This is a slightly edited version of an article published in The Anvil Vol 4 No 1, published in January 2015.

The movement against Aboriginal deaths in custody is growing. It is growing because, criminally, the deaths just keep happening, and that’s criminal. We’re not just talking about deaths from natural causes. Many of these deaths are far from natural.

Racism, Impunity and Genocide

We’re talking about:

(a) Eddie Murray. The coppers said he “committed suicide” in 1981 by hanging himself – when he was so drunk he couldn’t even stand properly.

(b) T.J. Hickey. In 2004, he was on his push-bike and chased by a cop car when he impaled himself on a fence. The coppers turned away a police rescue van. TJ died in hospital that night.

(c) Mulrunji Doomadgee. Also in 2004, Mulrinji was killed by a copper who “accidentally” fell on him in a Palm Island watch house and cleaved his liver in two.

(d) Mr Ward. He was cooked alive in the back of a prison van in 2008, while being transported across the West Australian desert in a heat wave.

(e) Ms Dhu. She died in police custody last year, with serious and unexplained injuries after twice being denied admission to hospital.

And these cases are only the tip of the iceberg. There’s pattern here and the pattern is racism, the pattern is police impunity and the pattern is genocide. No copper and no prison officer in Australia have ever been convicted for causing the death of an indigenous person in custody. The 1987-91 Royal Commission into Aboriginal Deaths in Custody investigated 99 deaths and concluded that not one was due to police violence.

How Can Deaths in Custody End?

The movement against deaths in custody is growing, but so far it is nowhere near strong enough to stop them. Australia’s original sin, the Aboriginal Genocide and the theft of Aboriginal land, means that anti-Aboriginal racism is an integral part of the Australian State. Even if an enlightend reforming government were elected, Aboriginal people would still be arrested in numbers vastly disproportional to the non-Aboriginal population and Aborigines would still die unnatural deaths in custody. The problem is far too deep-rooted for mere parliamentary change to be effective.

Aboriginal deaths in custody will only stop when the capitalist class as a whole, regardless of the government party, becomes serious about stopping them. And that will only happen if the working class as a whole mobilises to demand that the deaths cease. The clearest and most emphatic way for both Aboriginal and non-Aboriginal workers to mobilise is through strike action.

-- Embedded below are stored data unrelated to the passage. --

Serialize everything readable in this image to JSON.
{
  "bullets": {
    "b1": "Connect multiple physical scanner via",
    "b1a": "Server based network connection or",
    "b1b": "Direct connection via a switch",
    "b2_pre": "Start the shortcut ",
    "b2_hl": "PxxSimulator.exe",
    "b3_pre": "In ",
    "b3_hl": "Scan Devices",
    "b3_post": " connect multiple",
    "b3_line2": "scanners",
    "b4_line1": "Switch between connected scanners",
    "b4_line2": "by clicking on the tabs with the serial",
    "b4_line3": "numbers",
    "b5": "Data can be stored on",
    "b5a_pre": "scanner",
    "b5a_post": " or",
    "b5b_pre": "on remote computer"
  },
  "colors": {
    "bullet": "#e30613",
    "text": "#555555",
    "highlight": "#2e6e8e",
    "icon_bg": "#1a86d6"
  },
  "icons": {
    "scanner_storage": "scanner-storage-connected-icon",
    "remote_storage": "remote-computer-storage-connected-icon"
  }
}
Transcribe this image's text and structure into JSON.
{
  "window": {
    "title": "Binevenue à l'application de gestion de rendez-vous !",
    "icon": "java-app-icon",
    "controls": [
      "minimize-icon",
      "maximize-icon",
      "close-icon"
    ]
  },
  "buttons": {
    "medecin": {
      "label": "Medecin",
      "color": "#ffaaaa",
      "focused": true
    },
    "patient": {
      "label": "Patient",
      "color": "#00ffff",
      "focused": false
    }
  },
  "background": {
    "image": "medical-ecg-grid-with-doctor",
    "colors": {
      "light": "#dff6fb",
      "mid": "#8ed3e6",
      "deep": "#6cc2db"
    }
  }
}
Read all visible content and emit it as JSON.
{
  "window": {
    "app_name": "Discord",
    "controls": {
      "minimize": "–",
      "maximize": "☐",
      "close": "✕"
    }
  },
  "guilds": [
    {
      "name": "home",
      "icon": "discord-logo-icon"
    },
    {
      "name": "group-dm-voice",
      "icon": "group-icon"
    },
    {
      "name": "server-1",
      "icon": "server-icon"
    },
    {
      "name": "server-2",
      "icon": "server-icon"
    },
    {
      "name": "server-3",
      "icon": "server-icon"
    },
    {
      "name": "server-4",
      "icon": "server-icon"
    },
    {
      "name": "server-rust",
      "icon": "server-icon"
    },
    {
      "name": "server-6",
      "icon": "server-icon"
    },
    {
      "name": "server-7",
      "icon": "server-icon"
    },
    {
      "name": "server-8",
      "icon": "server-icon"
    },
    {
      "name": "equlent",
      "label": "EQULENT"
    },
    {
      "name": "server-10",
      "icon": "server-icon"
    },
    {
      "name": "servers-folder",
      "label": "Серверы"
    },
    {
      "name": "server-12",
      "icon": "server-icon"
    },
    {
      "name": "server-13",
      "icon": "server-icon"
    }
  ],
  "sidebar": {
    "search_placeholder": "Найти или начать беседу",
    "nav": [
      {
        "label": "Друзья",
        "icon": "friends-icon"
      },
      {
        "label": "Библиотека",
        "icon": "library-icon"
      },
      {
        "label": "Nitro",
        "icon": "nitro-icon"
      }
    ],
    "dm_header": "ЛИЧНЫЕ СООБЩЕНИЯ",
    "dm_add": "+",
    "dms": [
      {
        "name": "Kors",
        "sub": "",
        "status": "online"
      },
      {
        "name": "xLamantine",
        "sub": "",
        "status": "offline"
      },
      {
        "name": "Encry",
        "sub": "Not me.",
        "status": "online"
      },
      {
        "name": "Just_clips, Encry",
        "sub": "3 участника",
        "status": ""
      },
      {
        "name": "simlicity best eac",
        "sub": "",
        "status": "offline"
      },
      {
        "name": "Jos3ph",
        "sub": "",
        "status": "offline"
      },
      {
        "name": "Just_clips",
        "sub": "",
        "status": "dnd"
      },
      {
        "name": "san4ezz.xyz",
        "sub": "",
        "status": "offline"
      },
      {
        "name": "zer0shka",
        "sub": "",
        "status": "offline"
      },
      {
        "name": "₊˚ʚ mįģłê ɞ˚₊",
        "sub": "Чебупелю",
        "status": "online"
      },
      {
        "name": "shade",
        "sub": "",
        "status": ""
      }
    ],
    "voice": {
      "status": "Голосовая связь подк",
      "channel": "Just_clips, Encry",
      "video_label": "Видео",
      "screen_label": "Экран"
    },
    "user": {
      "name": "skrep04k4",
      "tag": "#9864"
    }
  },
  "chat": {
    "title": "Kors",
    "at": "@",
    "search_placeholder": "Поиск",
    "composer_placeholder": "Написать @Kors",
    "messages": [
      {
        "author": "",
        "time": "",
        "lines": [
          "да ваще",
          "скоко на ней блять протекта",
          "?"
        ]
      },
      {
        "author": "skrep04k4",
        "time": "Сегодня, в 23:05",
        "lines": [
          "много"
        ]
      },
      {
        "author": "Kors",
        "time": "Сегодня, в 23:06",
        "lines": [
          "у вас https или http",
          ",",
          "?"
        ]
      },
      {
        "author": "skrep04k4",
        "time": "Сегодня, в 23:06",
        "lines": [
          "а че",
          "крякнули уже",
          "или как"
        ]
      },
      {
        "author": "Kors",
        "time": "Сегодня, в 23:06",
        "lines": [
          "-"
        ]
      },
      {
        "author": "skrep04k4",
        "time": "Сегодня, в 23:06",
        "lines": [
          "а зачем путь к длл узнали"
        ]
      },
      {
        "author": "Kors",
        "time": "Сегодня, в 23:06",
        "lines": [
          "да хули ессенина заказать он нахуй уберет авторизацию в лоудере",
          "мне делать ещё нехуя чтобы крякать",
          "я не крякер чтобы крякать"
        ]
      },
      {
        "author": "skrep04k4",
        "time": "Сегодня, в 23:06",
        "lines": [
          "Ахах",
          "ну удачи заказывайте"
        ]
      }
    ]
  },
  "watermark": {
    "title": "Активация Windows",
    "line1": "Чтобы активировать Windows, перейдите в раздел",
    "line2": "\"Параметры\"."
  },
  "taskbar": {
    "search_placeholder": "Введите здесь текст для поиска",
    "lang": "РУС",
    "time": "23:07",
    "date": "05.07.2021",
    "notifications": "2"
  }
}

A 24 hour protest strike on the day of the funeral (or other appropriate date) by all workers in that State, or possibly across Australia, called with the agreement of the victim’s family, it would speak to the bosses in the only language they understand. If we cut off the flow of profits whenever an Aboriginal person died an unnatural death in custody, the capitalists would soon get the message and find some way to pull their thugs into line. They’d be falling over themselves to implement the recommendations of the Royal Commission. Those recommendations were part of a deal which denied justice for past deaths, in return for hope that future ones might be avoided.

Why Would Workers Strike for Aboriginal Rights?

An injury to one is an injury to all. It might not be easy to get workers in Australia to strike against deaths in custody, but it would be in their interests. The working class can only defend itself by defending the interests of each and every worker. Any oppression hurts the working class by sowing divisions which bind some workers to their exploiters through illusions or reactionary ideology. Divisions hurt workers’ ability to fight back as a united force.

By campaigning throughout the working class, we can raise awareness of Aboriginal deaths in custody and show why workers must stop them. And when we campaign for workers to answer each unnatural death in custody with a protest strike, workers will find one more reason to re-build our unions and seize control away from the Laborite officials. Our unions would become more effective weapons in the class struggle.


The oppression of indigenous people in Australia will not end before capitalism does. We can fight some aspects effectively, like Aboriginal deaths in custody, but the wider issues of genocide and dispossession will require a workers’ revolution. On Invasion Day 2015, the Melbourne Anarchist Communist Group takes a stand against racism, against genocide, against dispossession and against Aboriginal deaths in custody. Does this make us un-Australian? Yes, and proudly so.